Now, once you get off your ass and write your memoir is when you’ll see the true genius of Eileen’s work: they make it look easy, like someone who spends hours on their hair to get that “woke up like this” look. After all, they’re just writing what happens, right? Well, it’s a horrible shock to find out that it takes a well-honed talent to get to that point of writing. To maintain a narrative that reads like the author is shouting it into your ear from the backseat of a motorcycle is no easy feat. It’s like watching Steph Curry casually shoot three-pointers in practice4. How hard could it be? As it turns out, few experiences that were interesting to you will be interesting to anyone else on their own merit; chances are, your first attempt at this will be as compelling as hearing a coworker tell you about a weird dream they had while cornering you in the break room.
But by writing it, you will get started. It takes a lot of pages to find your voice and a lot of life experience to see your own life for what it is. You will have to crank out a lot of bad pages before they get better. And you will need to read more books. Eventually, I hope, at the worst, you will be a better writer, and, at best, you may be a very good one.
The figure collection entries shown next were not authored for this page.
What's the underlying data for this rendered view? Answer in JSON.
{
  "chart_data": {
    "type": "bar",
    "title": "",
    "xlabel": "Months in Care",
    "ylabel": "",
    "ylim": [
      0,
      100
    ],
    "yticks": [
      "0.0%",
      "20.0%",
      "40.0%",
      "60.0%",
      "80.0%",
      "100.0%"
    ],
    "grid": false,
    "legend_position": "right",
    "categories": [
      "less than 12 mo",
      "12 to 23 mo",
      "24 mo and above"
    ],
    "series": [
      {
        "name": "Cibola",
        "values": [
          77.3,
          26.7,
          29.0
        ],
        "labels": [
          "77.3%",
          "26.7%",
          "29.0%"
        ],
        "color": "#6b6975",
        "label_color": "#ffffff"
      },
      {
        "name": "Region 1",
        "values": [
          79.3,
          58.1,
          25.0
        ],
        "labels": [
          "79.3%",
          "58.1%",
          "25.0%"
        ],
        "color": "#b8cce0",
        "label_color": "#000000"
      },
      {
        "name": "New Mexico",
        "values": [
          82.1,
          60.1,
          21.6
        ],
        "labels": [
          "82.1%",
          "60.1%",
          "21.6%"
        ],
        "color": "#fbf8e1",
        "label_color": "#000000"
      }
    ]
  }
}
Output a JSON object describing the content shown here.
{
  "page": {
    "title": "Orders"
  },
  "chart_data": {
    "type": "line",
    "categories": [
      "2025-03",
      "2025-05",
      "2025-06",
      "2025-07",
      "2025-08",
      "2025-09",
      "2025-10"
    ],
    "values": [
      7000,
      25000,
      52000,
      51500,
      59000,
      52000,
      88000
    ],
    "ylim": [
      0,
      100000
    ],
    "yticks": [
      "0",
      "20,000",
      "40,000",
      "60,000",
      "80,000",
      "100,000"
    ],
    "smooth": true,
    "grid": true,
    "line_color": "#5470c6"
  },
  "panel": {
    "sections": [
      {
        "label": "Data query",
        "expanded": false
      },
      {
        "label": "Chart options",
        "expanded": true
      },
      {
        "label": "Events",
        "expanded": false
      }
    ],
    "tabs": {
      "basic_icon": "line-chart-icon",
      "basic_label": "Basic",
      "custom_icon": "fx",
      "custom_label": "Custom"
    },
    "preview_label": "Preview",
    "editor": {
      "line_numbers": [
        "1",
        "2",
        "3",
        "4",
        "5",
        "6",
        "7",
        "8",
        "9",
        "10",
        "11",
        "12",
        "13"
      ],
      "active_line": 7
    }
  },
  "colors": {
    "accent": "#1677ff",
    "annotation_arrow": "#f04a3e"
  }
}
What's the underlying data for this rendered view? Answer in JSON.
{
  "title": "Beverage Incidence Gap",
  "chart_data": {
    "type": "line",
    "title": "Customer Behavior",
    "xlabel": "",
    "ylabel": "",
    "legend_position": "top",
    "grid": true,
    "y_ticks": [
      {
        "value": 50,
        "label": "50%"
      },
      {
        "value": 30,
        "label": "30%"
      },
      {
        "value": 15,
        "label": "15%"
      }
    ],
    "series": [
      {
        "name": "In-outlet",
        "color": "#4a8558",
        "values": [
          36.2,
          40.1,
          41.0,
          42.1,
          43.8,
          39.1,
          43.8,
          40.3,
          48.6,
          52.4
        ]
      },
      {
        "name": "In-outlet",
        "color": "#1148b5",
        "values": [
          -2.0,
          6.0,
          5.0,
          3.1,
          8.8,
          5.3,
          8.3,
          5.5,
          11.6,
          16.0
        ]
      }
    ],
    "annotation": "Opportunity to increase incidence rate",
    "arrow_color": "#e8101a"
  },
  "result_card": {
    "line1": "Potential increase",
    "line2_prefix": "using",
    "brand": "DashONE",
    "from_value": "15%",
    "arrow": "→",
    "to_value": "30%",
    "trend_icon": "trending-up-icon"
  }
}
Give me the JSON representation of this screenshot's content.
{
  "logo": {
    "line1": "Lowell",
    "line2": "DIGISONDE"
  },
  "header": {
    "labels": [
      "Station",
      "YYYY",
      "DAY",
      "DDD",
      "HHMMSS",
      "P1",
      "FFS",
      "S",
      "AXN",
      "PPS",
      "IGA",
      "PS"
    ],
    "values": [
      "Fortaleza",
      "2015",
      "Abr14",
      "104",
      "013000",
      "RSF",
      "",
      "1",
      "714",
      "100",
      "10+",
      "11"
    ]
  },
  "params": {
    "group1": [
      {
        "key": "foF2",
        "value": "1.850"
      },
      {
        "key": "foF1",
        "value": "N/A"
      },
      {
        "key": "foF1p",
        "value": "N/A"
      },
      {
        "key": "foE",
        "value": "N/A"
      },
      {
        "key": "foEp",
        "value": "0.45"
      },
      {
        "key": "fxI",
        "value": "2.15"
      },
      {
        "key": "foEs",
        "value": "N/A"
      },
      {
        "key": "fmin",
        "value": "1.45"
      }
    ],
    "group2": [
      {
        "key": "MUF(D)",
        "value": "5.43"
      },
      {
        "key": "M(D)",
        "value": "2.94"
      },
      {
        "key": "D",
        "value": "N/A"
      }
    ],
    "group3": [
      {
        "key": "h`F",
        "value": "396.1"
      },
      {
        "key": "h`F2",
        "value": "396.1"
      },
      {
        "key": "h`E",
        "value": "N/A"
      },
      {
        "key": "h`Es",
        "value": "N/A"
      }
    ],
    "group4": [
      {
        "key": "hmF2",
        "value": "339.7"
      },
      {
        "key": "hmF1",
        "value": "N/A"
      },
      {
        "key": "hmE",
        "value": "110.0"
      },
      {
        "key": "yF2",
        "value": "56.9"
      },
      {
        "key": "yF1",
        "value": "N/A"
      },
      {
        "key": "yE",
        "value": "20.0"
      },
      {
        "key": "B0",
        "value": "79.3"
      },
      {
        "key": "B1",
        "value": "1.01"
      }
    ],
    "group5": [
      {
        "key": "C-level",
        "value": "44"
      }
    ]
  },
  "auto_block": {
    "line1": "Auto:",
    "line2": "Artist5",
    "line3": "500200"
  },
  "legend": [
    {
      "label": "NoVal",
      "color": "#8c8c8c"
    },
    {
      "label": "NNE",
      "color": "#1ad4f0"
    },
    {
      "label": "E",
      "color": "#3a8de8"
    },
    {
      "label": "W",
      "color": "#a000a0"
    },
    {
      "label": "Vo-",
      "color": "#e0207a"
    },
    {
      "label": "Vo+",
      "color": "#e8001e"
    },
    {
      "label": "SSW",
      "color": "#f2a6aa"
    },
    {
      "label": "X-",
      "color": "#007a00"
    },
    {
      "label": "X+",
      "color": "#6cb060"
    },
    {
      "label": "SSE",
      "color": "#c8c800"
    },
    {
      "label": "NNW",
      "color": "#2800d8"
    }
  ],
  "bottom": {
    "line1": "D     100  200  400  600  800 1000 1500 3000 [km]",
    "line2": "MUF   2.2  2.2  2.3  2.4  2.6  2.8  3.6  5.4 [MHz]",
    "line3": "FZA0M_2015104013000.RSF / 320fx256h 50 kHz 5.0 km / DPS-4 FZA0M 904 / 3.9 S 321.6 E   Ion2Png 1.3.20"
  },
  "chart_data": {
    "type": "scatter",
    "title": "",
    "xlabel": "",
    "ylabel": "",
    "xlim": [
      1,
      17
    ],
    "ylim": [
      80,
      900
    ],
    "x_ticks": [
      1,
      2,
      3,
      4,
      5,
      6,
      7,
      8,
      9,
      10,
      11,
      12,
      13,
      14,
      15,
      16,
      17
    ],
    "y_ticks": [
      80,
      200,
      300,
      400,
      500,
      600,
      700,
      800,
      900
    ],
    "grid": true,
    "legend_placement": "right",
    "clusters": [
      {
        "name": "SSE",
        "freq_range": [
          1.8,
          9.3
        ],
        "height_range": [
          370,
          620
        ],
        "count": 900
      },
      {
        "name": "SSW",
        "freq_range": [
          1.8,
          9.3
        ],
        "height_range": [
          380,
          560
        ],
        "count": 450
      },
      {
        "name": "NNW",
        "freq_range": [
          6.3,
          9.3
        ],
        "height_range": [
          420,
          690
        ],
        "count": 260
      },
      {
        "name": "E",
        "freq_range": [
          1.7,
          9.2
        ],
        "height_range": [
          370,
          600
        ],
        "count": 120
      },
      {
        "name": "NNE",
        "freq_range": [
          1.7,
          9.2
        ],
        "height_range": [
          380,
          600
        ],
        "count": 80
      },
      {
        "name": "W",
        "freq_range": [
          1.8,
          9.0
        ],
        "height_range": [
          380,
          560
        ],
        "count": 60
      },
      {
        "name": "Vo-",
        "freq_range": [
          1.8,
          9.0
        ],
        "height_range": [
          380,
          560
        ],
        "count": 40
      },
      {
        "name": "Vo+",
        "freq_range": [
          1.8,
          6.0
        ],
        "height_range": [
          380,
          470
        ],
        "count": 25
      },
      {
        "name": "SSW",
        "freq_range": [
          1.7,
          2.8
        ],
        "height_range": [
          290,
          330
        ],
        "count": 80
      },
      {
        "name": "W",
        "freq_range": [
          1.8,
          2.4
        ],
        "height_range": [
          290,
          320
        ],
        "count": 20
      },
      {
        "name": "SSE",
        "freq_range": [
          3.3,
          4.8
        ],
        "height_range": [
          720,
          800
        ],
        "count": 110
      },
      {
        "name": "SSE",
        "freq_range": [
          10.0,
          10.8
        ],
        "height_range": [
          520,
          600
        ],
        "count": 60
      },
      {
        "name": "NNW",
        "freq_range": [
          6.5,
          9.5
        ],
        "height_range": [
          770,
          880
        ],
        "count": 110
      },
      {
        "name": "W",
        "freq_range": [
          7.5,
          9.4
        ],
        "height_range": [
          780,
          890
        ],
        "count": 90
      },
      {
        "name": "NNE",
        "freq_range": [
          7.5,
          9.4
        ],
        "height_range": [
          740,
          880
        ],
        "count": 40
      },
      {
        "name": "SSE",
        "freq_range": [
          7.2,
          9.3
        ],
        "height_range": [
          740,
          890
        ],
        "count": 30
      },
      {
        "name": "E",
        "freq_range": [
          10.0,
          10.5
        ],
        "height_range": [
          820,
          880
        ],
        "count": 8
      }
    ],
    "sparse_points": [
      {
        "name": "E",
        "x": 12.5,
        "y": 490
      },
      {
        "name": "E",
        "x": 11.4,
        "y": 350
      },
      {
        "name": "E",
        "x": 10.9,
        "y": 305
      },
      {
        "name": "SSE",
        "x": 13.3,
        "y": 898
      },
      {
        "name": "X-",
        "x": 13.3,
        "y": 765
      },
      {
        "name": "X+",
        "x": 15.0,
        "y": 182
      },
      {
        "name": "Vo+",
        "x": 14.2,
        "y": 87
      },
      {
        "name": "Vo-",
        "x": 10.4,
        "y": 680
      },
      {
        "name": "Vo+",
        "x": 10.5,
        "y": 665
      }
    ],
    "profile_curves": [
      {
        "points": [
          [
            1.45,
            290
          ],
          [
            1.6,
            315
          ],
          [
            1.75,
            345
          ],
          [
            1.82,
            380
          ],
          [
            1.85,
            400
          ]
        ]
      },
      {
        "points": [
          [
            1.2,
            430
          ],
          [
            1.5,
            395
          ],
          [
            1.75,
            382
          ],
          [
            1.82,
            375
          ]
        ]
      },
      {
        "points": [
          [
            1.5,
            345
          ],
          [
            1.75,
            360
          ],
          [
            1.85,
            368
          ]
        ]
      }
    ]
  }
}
I had heard of Eileen for sure, but this is when I started reading them seriously. I had to keep up with everything the other writers from my peer group were doing, from books they were reading to drugs they were using. Also, I just figured out how to use footnotes in Substack so get ready, I’m going to use a lot of them.
This Cracked article made me think of a long list of writers who should be on such a list and since I had the Eileen photo and been meaning to write one of these about them, so here ya go.
This is another book whose real value lies in getting young people to write. I don’t actually like On the Road, but I do appreciate it inspiring teens to get moving creatively.
There was a guy named Mark Price, who was the most boring great player in NBA history. He has no highlight reel. I wanted to say “it’s like watching Mark Price shoot free throws,” but only basketball nerds would appreciate it.